Pour Thierry Le Paon, responsable national de l'électroménager, l'intérêt affiché par les candidats en lice « démontre que l'électroménager a un véritable avenir ». Et il regrette que l'occasion d'une vaste réflexion sur les enjeux de ce marché en Europe n'ait pas été saisie.

Cession : la loi de 1985

Choix d'un repreneur : dans les cas de cession d'entreprises sous administration judiciaire, la loi du 25 janvier 1985 précise des critères d'arbitrage : les juges devront retenir « l'offre qui permet, dans les meilleures conditions, d'assurer le plus durablement l'emploi attaché à l'ensemble cédé et le paiement des créanciers » (article 85).

Les objectifs assignés à une reprise :

- sauvegarde des emplois ; - pérennité de ces emplois sauvegardés ;

- paiement des créanciers.

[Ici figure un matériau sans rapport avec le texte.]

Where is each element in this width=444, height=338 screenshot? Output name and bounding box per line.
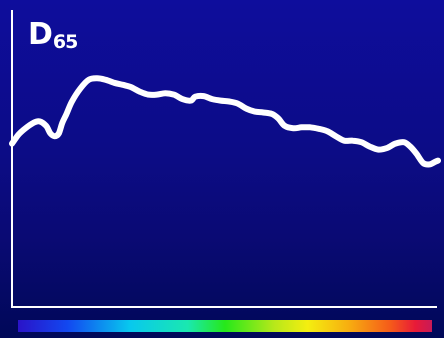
chart-title-subscript: 65 xyxy=(52,31,78,53)
chart-title: D65 xyxy=(28,17,78,53)
series-line-0 xyxy=(9,75,441,168)
series-layer xyxy=(9,75,441,168)
chart-title-main: D xyxy=(28,17,53,52)
spectrum-color-bar xyxy=(18,320,432,332)
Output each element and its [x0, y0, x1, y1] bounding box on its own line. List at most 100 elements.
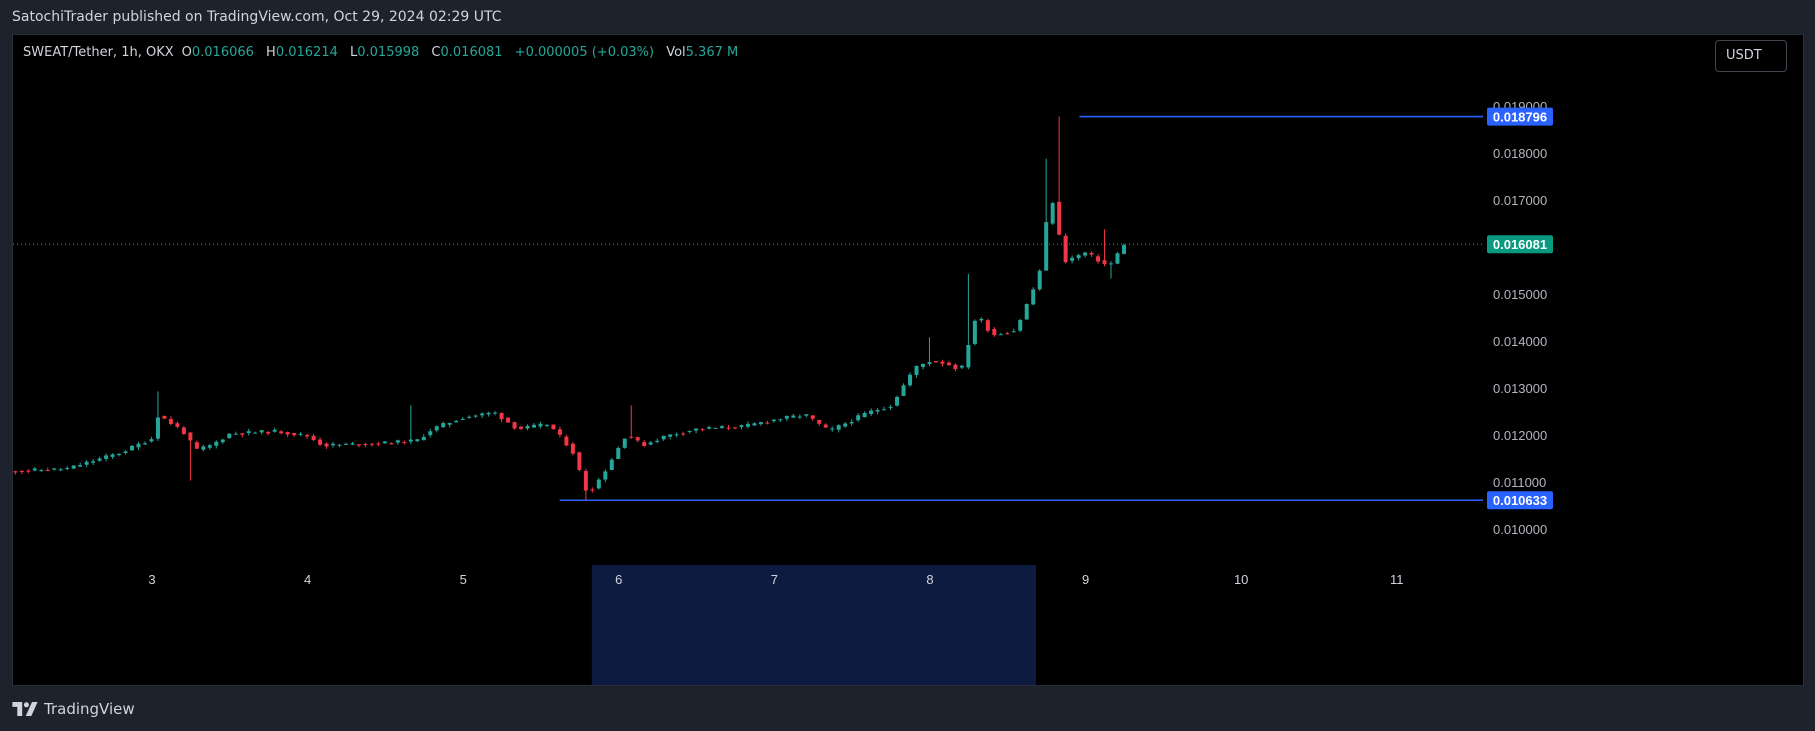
candle: [590, 487, 595, 493]
candle: [707, 425, 712, 430]
candle: [162, 415, 167, 419]
candle: [687, 430, 692, 434]
chart-panel[interactable]: 0.0190000.0180000.0170000.0160000.015000…: [12, 34, 1804, 686]
candle: [622, 438, 627, 449]
candle: [142, 441, 147, 445]
candle: [91, 459, 96, 466]
candle: [1005, 331, 1010, 335]
candle: [642, 439, 647, 448]
candle: [447, 422, 452, 428]
x-tick-label: 8: [926, 572, 933, 587]
candle: [713, 427, 718, 429]
candle: [959, 364, 964, 370]
candle: [946, 360, 951, 366]
candle: [564, 434, 569, 447]
candle: [570, 441, 575, 456]
low-value: 0.015998: [357, 45, 420, 60]
candle: [992, 327, 997, 337]
candle: [810, 415, 815, 421]
candle: [356, 444, 361, 448]
candle: [629, 405, 634, 439]
candle: [181, 425, 186, 436]
candle: [519, 426, 524, 431]
candle: [908, 372, 913, 387]
candle: [823, 423, 828, 428]
price-chart[interactable]: 0.0190000.0180000.0170000.0160000.015000…: [13, 35, 1805, 687]
candle: [765, 420, 770, 425]
candle: [804, 413, 809, 418]
candle: [1011, 328, 1016, 333]
candle: [875, 407, 880, 415]
candle: [551, 424, 556, 430]
candle: [525, 424, 530, 431]
high-label: H: [266, 45, 276, 60]
currency-button[interactable]: USDT: [1715, 40, 1787, 72]
candle: [279, 429, 284, 435]
candle: [194, 440, 199, 449]
candle: [739, 424, 744, 430]
candle: [901, 383, 906, 397]
candle: [1121, 243, 1126, 255]
candle: [155, 391, 160, 441]
high-value: 0.016214: [275, 45, 338, 60]
candle: [914, 365, 919, 378]
candle: [350, 441, 355, 446]
candle: [797, 414, 802, 419]
candle: [1102, 229, 1107, 267]
x-tick-label: 7: [771, 572, 778, 587]
candle: [732, 427, 737, 430]
candle: [655, 438, 660, 444]
candle: [895, 395, 900, 407]
candle: [1031, 287, 1036, 306]
candle: [214, 440, 219, 449]
candle: [408, 405, 413, 445]
x-tick-label: 9: [1082, 572, 1089, 587]
candle: [272, 427, 277, 433]
symbol-label[interactable]: SWEAT/Tether, 1h, OKX: [23, 45, 174, 60]
y-tick-label: 0.017000: [1493, 193, 1547, 208]
candle: [376, 441, 381, 447]
candle: [415, 439, 420, 443]
candle: [71, 465, 76, 469]
y-tick-label: 0.010000: [1493, 522, 1547, 537]
change-value: +0.000005 (+0.03%): [514, 45, 655, 60]
candlestick-series: [13, 116, 1126, 501]
candle: [940, 359, 945, 367]
candle: [843, 421, 848, 428]
close-label: C: [431, 45, 441, 60]
footer-brand[interactable]: TradingView: [12, 700, 135, 718]
candle: [389, 442, 394, 445]
candle: [862, 411, 867, 418]
candle: [856, 413, 861, 422]
candle: [220, 438, 225, 444]
candle: [1083, 251, 1088, 258]
candle: [117, 453, 122, 457]
candle: [175, 421, 180, 429]
candle: [454, 419, 459, 423]
candle: [26, 468, 31, 474]
candle: [331, 441, 336, 448]
candle: [168, 416, 173, 426]
candle: [58, 467, 63, 472]
svg-text:0.010633: 0.010633: [1493, 493, 1547, 508]
candle: [1063, 233, 1068, 264]
candle: [791, 413, 796, 418]
svg-text:0.016081: 0.016081: [1493, 237, 1547, 252]
candle: [1050, 202, 1055, 226]
candle: [784, 415, 789, 422]
candle: [1024, 303, 1029, 320]
candle: [531, 423, 536, 429]
candle: [933, 360, 938, 363]
time-axis-highlight: [591, 565, 1036, 685]
candle: [52, 468, 57, 471]
y-tick-label: 0.014000: [1493, 334, 1547, 349]
candle: [486, 411, 491, 417]
candle: [972, 319, 977, 346]
candle: [557, 426, 562, 438]
open-value: 0.016066: [191, 45, 254, 60]
candle: [771, 419, 776, 423]
candle: [473, 414, 478, 419]
candle: [402, 440, 407, 445]
candle: [927, 337, 932, 367]
candle: [778, 418, 783, 423]
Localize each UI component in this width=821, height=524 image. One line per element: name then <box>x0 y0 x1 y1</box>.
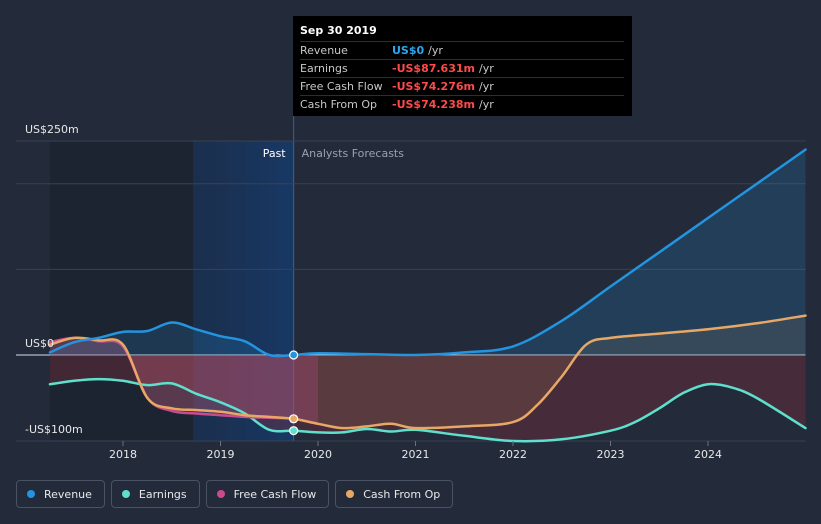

Un équilibre souvent difficile à trouver.

Les offres divisent les salariés

Le comité de groupe soutient l'offre d'Elco, mieux disante en termes d'emplois. Mais, selon les sites et les différents projets des repreneurs, des divisions se sont dessinées parmi les salariés.

A l'usine de Lesquin, dans le Nord, spécialisée dans le froid, c'est Arcelik-Beko qui emporte l'adhésion. Le candidat turc propose de reprendre 500 des 670 salariés et de doubler la production d'ici à 2004.

Or, c'est une des activités de Brandt qui intéresse le moins les autres concurrents, bien plus alléchés par la cuisson. En revanche, le projet turc ne prévoit pas de conserver en interne les productions des sites vendéens d'Esswein (960 salariés) et Aizenay (310). Cette dernière usine, spécialisée dans les fours à micro onde (aussi en sous-traitance pour Electrolux et Miele) pourrait être rachetée par cinq cadres. Le projet est soutenu par la CGT et la CGC. Il suppose une reprise par l'italien Candy, qui leur garantirait un volume de commandes sur trois ans et des prix fixés pour la première année. Whirlpool leur apparaît comme un concurrent vite menaçant, Arcelik n'a pas d'expérience dans l'encastrable haut de gamme, et Elco propose un projet concurrent pour le site, avec une menace de fermeture pour une partie de la tôlerie, selon le délégué CGT du site.